The transport ministry and truckers union agreed on late Tuesday to extend the truckers’ minimum wage system and continue discussing expanding a guarantee of minimum pay for carrying cargo to cover additional products. The transport ministry will also review expanding fuel subsidies.
Shares in some affected industries rose in early trade, after the eight-day strike had delayed cargo shipments from autos to cement and alcohol, costing South Korea more than $1.2 billion in lost output and unfilled deliveries.
“So the strike has been called off until our demands are passed in parliament,” said Park Jung-hoon, an official at the union’s Busan chapter, referring to the process the transport ministry must undertake to implement the agreement.
“In the next two to three days, 100% of unionised truckers at Busan port are expected to return to work after they get some rest. There might be some shippers who seek retributions, and in such cases, we will respond strongly.”

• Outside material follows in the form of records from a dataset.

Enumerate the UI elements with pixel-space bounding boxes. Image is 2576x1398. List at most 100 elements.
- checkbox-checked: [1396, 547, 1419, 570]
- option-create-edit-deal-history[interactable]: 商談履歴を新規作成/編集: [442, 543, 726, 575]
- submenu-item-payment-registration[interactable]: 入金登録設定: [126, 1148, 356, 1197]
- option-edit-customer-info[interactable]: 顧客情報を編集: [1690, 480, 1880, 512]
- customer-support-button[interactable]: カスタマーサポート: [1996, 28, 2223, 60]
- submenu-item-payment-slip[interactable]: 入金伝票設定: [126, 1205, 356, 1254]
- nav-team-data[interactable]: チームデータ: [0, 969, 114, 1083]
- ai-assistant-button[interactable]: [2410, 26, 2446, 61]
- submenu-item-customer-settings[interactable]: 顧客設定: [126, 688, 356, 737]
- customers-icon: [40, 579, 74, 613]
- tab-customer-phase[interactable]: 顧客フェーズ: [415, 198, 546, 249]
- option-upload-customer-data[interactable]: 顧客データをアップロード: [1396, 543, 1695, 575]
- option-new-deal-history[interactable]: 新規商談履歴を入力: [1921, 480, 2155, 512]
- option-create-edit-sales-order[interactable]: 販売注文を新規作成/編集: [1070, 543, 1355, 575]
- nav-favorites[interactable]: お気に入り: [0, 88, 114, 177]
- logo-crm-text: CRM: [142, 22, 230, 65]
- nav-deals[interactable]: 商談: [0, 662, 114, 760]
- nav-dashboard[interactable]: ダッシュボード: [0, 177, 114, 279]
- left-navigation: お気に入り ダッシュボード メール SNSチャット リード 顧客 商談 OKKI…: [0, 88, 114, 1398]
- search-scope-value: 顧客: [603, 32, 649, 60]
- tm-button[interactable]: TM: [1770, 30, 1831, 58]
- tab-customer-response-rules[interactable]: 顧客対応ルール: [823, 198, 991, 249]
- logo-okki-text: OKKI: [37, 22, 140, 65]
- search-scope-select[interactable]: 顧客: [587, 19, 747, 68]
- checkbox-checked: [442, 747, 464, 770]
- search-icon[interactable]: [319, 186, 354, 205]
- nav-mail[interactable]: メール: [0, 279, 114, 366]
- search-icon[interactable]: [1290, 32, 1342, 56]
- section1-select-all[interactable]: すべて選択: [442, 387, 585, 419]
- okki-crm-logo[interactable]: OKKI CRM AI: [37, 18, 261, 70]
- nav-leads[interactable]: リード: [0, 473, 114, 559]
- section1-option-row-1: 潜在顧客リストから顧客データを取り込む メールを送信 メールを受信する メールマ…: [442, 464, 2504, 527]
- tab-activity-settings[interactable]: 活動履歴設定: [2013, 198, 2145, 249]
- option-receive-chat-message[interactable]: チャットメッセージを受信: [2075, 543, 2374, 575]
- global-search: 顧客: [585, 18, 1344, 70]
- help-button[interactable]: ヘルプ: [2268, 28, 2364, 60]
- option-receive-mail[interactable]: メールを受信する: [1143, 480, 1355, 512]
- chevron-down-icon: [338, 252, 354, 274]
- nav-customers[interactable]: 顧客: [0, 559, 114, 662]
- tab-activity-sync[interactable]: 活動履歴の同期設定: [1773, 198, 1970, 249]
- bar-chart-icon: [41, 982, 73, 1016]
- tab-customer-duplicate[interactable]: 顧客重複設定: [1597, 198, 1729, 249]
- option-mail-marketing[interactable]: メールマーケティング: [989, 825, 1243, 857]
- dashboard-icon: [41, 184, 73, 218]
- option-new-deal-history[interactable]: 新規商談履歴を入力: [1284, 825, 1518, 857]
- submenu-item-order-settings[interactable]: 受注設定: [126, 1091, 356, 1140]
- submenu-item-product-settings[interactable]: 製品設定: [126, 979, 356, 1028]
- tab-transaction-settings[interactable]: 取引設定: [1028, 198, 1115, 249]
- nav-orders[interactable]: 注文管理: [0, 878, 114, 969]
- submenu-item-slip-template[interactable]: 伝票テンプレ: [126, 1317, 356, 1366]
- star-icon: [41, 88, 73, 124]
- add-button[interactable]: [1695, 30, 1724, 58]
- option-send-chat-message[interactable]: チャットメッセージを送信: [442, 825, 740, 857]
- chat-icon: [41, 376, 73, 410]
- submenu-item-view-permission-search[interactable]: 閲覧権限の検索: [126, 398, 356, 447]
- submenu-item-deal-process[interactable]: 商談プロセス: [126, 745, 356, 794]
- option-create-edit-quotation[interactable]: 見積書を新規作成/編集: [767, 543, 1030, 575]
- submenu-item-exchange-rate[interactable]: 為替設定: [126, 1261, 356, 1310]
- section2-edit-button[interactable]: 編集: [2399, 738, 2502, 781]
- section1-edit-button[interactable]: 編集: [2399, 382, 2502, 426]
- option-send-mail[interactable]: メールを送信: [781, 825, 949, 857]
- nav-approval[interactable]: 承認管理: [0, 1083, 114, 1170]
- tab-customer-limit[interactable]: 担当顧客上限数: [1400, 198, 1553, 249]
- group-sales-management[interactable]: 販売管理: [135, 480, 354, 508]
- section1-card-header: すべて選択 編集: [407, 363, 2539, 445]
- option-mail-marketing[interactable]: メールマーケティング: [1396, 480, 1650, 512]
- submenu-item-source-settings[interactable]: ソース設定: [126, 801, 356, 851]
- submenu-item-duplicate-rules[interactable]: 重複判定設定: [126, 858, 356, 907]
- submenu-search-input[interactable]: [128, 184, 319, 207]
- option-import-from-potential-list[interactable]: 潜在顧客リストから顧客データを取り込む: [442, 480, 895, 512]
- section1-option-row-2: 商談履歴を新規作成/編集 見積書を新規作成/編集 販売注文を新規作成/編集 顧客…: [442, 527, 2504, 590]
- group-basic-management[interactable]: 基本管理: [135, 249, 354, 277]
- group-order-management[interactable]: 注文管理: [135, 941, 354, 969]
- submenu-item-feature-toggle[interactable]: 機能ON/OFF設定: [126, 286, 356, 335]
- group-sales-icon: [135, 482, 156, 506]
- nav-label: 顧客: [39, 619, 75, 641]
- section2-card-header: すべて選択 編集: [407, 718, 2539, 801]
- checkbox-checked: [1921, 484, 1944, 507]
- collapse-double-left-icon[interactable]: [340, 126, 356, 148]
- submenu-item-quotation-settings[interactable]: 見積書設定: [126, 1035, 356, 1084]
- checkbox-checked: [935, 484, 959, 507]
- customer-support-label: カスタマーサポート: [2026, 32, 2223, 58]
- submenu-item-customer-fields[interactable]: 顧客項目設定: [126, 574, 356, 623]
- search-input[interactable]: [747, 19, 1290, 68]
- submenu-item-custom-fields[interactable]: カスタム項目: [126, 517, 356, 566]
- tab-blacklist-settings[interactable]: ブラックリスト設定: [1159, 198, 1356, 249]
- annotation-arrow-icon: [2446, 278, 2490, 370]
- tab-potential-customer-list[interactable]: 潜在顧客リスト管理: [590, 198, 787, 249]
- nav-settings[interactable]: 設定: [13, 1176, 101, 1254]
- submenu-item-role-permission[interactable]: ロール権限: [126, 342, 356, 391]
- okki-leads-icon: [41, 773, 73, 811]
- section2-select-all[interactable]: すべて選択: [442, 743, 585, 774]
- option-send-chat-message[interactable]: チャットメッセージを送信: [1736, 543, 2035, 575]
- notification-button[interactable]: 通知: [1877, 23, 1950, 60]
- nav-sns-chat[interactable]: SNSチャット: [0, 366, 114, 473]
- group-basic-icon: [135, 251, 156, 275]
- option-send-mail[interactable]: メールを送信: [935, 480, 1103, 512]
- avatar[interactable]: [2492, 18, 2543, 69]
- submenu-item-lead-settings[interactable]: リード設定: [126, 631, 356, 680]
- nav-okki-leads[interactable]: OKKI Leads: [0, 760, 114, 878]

The strike had been an early test of the new government of President Yoon Suk-yeol and had further stretched global supply chains already disrupted by China’s COVID-19 curbs and Russia’s invasion of Ukraine.
Shares in Hyundai Motor rose 4% while shares in Hanil Cement rose as much as 7% in early trade.
“Production has been normalised at our Ulsan Plant and we will continue to minimise customer inconvenience from the production disruption,” Hyundai Motor said in a statement to Reuters on Wednesday.
Yoo Ji-woong, an analyst at Daol Securities estimated the strike had impacted about 5,000 vehicles each for both Hyundai and Kia but said there were sufficient opportunities to make up for lost production during June through overtime.
Steelmaker POSCO, a unit of POSCO Holdings, halted work at some plants on Monday due to a lack of space to store unshipped products, but plans to achieve originally planned production output by adjusting its maintenance, a spokesperson said.
“We plan to resume our overland transport of steel products out of Pohang and Gwangyang steel plants starting 1 p.m. (0400 GMT) on Wednesday,” the spokesperson added.
Korea Zinc said its shipments of sulfuric acid, a key raw material of semiconductors, are back on track after strikers retreated from its production base in Ulsan.
An official at SK Plasma, which manufactures medicines with plasma, said its shipments of plasma supplies, which had been trapped in Busan port, partially resumed on Wednesday.